FILE PHOTO: Pittsburgh Mayor Bill Peduto appears before a Senate Democrats' Special Committee on the Climate Crisis on Capitol Hill in Washington, Wednesday, July 17, 2019.
Andrew Harnik / AP Photo
FILE PHOTO: Pittsburgh Mayor Bill Peduto appears before a Senate Democrats' Special Committee on the Climate Crisis on Capitol Hill in Washington, Wednesday, July 17, 2019.
Andrew Harnik / AP Photo
(Pittsburgh) – The City of Pittsburgh will require its employees to be fully vaccinated for COVID-19 as of Dec. 22, Mayor Bill Peduto’s office announced today.
The rule applies to full- and part-time employees, as well as interns, though medical and religious exemptions can be obtained. According to Peduto’s executive order, employees who do not have such an exemption and refuse to be vaccinated “will be subject to employment actions, including unpaid administrative leave and/or discipline up to and including termination.”
In a statement Peduto said, “The science is clear that getting the vaccine protects us from the severity of COVID and its variants that are once again filling our hospitals. … It is our responsibility to act collectively to protect both our employees and the public so that we can move on and continue our recovery from the pandemic.”
The move comes one month after Allegheny County took a similar step with its employees, and Peduto’s mandate sets a deadline three weeks after the county’s.
A month ago — and within days after a city police officer died of COVID complications — Peduto said that the city was urging staff to be vaccinated while the Law Department evaluated a mandate. But he said that if the coronavirus was “spreading throughout any department, we would make it mandatory across the board.” The policy, he added, “would only change if we see it happening on a scale where the health of the employees was being directly affected.”
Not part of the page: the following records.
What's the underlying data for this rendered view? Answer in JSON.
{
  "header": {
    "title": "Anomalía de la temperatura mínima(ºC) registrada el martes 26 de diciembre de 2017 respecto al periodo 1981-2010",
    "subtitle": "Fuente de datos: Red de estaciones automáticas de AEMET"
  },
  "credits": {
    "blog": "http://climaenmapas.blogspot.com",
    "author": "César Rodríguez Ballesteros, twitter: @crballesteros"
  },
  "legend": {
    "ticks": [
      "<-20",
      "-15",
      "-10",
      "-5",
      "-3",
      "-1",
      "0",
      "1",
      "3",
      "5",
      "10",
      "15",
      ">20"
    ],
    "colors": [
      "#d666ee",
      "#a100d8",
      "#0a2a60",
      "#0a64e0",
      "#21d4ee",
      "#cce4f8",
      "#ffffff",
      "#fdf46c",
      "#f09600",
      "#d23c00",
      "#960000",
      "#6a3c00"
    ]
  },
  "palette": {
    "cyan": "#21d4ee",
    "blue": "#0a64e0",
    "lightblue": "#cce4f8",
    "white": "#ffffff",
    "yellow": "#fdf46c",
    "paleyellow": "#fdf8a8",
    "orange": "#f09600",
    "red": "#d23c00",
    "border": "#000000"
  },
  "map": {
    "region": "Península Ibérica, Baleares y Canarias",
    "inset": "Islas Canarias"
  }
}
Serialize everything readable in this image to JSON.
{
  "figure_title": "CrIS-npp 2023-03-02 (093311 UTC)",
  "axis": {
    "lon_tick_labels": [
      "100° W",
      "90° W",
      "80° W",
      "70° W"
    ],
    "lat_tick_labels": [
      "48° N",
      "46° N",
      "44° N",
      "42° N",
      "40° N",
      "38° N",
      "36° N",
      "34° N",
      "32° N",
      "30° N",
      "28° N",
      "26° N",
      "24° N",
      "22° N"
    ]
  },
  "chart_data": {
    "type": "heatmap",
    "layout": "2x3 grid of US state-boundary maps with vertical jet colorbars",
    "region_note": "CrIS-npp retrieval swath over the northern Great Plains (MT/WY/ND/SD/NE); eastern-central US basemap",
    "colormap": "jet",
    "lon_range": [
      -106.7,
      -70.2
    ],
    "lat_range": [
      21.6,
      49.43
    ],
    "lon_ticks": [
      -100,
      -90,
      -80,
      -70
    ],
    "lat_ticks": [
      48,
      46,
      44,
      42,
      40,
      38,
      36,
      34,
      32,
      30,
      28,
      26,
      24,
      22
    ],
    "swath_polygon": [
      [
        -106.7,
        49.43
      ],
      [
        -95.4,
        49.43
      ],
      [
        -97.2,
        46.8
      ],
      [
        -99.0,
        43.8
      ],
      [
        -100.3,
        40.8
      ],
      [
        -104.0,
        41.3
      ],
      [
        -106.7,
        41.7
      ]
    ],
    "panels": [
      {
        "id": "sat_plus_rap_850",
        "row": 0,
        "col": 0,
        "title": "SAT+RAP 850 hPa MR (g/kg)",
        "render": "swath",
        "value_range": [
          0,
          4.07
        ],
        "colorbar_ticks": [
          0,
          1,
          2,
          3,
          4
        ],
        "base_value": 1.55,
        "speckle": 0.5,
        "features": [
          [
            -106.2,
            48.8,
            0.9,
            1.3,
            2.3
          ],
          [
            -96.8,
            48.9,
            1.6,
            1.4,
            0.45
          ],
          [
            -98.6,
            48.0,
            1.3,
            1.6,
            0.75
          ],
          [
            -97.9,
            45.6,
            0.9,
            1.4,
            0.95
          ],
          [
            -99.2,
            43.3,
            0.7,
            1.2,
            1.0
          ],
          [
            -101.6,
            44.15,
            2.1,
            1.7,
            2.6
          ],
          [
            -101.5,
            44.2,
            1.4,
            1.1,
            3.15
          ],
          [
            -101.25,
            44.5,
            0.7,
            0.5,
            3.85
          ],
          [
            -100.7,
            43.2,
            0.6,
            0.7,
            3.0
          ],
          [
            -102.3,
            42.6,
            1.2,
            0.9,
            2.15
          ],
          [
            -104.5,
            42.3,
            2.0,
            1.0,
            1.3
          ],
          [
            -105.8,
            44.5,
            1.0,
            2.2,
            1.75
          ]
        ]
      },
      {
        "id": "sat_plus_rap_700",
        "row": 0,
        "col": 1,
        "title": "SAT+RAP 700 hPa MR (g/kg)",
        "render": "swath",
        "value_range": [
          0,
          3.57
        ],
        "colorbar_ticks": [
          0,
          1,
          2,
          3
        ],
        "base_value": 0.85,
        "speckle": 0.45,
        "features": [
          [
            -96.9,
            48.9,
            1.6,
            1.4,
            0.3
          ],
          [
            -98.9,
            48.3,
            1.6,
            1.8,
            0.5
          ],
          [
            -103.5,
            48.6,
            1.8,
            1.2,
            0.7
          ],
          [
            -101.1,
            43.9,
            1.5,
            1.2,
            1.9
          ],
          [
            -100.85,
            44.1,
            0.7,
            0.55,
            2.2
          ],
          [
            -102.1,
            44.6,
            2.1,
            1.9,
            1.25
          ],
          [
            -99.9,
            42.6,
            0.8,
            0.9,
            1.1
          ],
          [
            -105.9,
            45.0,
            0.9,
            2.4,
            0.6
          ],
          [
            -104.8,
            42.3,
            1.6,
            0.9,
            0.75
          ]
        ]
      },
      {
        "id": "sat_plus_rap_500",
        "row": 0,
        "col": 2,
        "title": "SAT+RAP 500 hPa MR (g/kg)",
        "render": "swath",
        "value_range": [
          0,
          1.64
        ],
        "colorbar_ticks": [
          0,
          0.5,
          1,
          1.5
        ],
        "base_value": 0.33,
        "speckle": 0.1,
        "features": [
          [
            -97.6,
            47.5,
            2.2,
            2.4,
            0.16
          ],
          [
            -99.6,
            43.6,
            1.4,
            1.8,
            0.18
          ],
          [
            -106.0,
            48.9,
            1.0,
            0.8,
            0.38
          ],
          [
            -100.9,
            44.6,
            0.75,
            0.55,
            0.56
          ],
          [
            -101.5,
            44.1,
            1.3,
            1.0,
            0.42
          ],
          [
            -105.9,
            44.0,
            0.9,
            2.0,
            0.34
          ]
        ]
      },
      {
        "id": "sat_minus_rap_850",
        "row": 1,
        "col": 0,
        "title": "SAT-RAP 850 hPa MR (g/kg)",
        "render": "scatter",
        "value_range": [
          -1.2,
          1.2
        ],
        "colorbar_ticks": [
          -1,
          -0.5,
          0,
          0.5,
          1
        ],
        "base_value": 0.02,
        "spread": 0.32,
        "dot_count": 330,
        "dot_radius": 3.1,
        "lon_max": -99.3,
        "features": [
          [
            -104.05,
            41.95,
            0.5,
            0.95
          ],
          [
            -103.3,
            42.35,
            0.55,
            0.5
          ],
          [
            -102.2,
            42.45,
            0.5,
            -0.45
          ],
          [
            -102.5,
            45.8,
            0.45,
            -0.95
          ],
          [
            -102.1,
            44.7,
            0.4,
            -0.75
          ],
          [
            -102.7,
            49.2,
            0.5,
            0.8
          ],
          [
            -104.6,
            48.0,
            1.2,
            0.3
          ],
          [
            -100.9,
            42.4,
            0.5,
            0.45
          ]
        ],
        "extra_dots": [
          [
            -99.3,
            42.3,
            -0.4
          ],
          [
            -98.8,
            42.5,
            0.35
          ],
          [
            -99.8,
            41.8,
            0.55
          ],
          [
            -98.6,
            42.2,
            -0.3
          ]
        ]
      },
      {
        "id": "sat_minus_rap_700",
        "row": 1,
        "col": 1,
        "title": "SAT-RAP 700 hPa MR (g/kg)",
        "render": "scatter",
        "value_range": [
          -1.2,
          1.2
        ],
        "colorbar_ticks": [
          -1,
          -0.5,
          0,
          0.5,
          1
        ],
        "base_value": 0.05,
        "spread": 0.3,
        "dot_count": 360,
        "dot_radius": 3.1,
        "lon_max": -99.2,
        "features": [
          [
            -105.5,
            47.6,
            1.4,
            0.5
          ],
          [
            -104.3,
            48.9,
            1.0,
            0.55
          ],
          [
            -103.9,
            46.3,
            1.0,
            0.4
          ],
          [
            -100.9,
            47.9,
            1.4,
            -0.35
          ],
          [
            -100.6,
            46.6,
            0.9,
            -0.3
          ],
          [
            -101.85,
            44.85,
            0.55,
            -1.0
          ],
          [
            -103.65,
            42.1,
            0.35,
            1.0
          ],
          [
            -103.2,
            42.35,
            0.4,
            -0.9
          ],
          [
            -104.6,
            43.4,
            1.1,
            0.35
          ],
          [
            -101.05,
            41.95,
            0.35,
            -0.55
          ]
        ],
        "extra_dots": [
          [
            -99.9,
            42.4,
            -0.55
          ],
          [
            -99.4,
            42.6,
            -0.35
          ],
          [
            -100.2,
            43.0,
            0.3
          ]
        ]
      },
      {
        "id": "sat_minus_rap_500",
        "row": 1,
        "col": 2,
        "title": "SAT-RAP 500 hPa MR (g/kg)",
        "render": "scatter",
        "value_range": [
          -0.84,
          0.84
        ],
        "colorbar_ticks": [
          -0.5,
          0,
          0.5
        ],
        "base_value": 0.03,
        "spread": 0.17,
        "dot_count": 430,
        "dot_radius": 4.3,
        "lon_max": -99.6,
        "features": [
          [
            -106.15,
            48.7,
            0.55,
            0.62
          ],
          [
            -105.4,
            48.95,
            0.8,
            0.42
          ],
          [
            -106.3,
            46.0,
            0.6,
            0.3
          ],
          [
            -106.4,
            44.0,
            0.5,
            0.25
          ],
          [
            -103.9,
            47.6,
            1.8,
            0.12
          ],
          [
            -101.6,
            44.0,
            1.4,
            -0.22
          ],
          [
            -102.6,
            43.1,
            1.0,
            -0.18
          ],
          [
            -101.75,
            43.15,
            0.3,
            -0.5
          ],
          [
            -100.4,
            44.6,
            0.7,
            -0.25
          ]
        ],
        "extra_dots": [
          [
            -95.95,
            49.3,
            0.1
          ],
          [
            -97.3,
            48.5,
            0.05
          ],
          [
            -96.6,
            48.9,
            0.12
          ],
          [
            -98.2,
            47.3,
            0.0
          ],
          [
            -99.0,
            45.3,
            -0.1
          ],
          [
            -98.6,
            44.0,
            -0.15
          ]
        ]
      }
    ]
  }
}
It was not immediately clear whether such a scale has been reached, although a second city police officer has died from COVID, and Peduto’s executive order says that “the rate of COVID cases in Allegheny County is 350 to 400 per day, which is not the drop seen in other locations.”
Imposing mandates can be complicated by union contract protections granted to many public employees: Members of Allegheny County’s police department have already filed a suit over the county mandate, though the medical basis for the suit has been criticized by experts.